Exploring Nonlinear Dynamics and Solitary Waves in the Fractional Klein–Gordon Model

Abstract

Various nonlinear evolution equations reveal the inner characteristics of numerous real-life complex phenomena. Using the extended fractional Riccati expansion method, we investigate optical soliton solutions of the fractional Klein–Gordon equation within this modified framework. This model in physics claims the existence of energy particles and defines the relativistic wave. The proposed procedures provide insight into wave spread and optical solitons, which enterprises in current broadcast communications can utilize to empower fast and long-distance information transmission with minimal signal degradation. They are important for their reliability and optical communication networking. This method can analytically formulate optical soliton solutions using rational, hyperbolic, and trigonometric functions. The interaction between the breather and the king wave, as well as the bright and dark bell-shaped singular soliton waves, are the numerical forms of the obtained solutions, examined using three- and twodimensional diagrams.
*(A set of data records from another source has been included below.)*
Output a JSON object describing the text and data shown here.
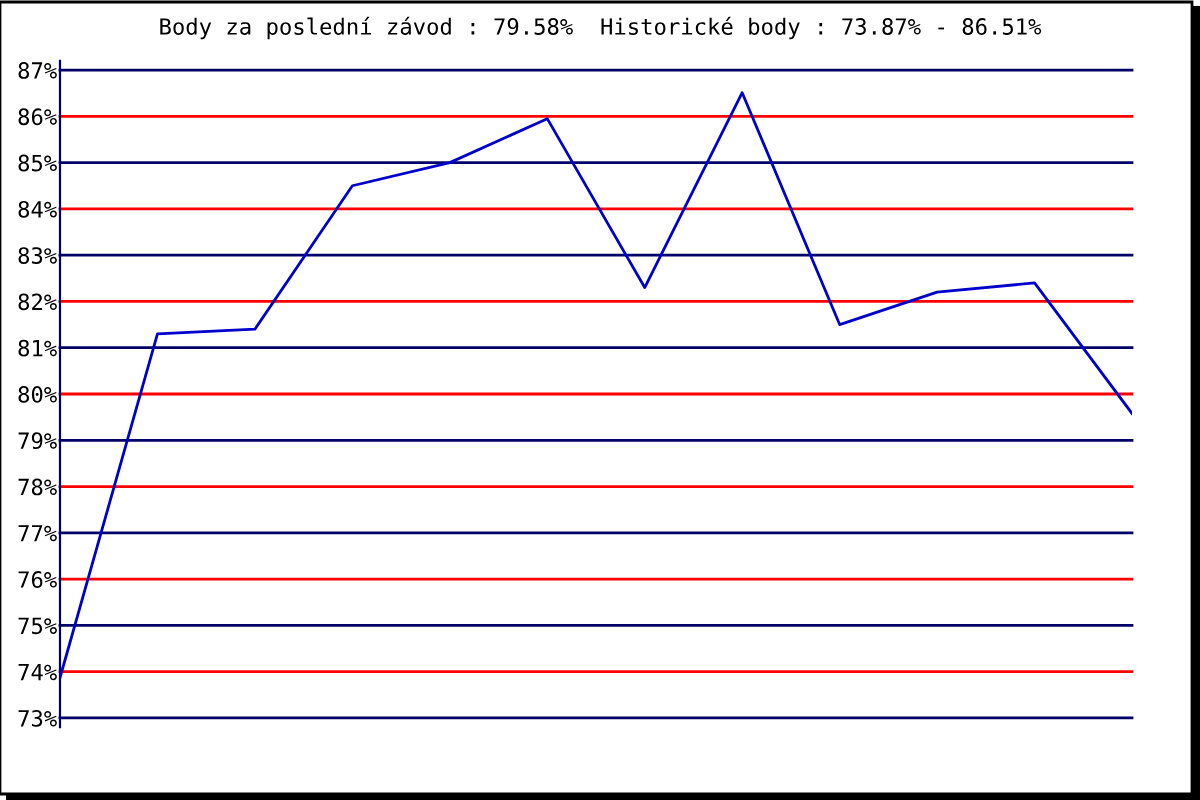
{
  "chart_data": {
    "type": "line",
    "title": "Body za poslední závod : 79.58%  Historické body : 73.87% - 86.51%",
    "categories": [
      null,
      null,
      null,
      null,
      null,
      null,
      null,
      null,
      null,
      null,
      null,
      null
    ],
    "series": [
      {
        "color": "#0000cc",
        "values": [
          73.87,
          81.3,
          81.4,
          84.5,
          85.0,
          85.95,
          82.3,
          86.51,
          81.5,
          82.2,
          82.4,
          79.58
        ]
      }
    ],
    "ylim": [
      72.8,
      87.2
    ],
    "yticks": [
      {
        "value": 73,
        "label": "73%"
      },
      {
        "value": 74,
        "label": "74%"
      },
      {
        "value": 75,
        "label": "75%"
      },
      {
        "value": 76,
        "label": "76%"
      },
      {
        "value": 77,
        "label": "77%"
      },
      {
        "value": 78,
        "label": "78%"
      },
      {
        "value": 79,
        "label": "79%"
      },
      {
        "value": 80,
        "label": "80%"
      },
      {
        "value": 81,
        "label": "81%"
      },
      {
        "value": 82,
        "label": "82%"
      },
      {
        "value": 83,
        "label": "83%"
      },
      {
        "value": 84,
        "label": "84%"
      },
      {
        "value": 85,
        "label": "85%"
      },
      {
        "value": 86,
        "label": "86%"
      },
      {
        "value": 87,
        "label": "87%"
      }
    ],
    "ref_lines": [
      {
        "axis": "y",
        "value": 73,
        "color": "#000066"
      },
      {
        "axis": "y",
        "value": 74,
        "color": "#ff0000"
      },
      {
        "axis": "y",
        "value": 75,
        "color": "#000066"
      },
      {
        "axis": "y",
        "value": 76,
        "color": "#ff0000"
      },
      {
        "axis": "y",
        "value": 77,
        "color": "#000066"
      },
      {
        "axis": "y",
        "value": 78,
        "color": "#ff0000"
      },
      {
        "axis": "y",
        "value": 79,
        "color": "#000066"
      },
      {
        "axis": "y",
        "value": 80,
        "color": "#ff0000"
      },
      {
        "axis": "y",
        "value": 81,
        "color": "#000066"
      },
      {
        "axis": "y",
        "value": 82,
        "color": "#ff0000"
      },
      {
        "axis": "y",
        "value": 83,
        "color": "#000066"
      },
      {
        "axis": "y",
        "value": 84,
        "color": "#ff0000"
      },
      {
        "axis": "y",
        "value": 85,
        "color": "#000066"
      },
      {
        "axis": "y",
        "value": 86,
        "color": "#ff0000"
      },
      {
        "axis": "y",
        "value": 87,
        "color": "#000066"
      }
    ],
    "grid": false,
    "legend": false,
    "marker": "none",
    "line_style": "solid"
  }
}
These solutions are obtained using the proposed method. For [α, β=0.1, 0.5, 0.9], we illustrate the impact of conformable and beta fractional parameters in two-dimensional graphs. Understanding and clarifying the physical characteristics of waves may be made easier by the collected results. Nonlinear optics, optical communications, and engineering all rely on unique and precise soliton solutions, and the aforementioned applied techniques may, therefore, serve as a valuable tool for this purpose.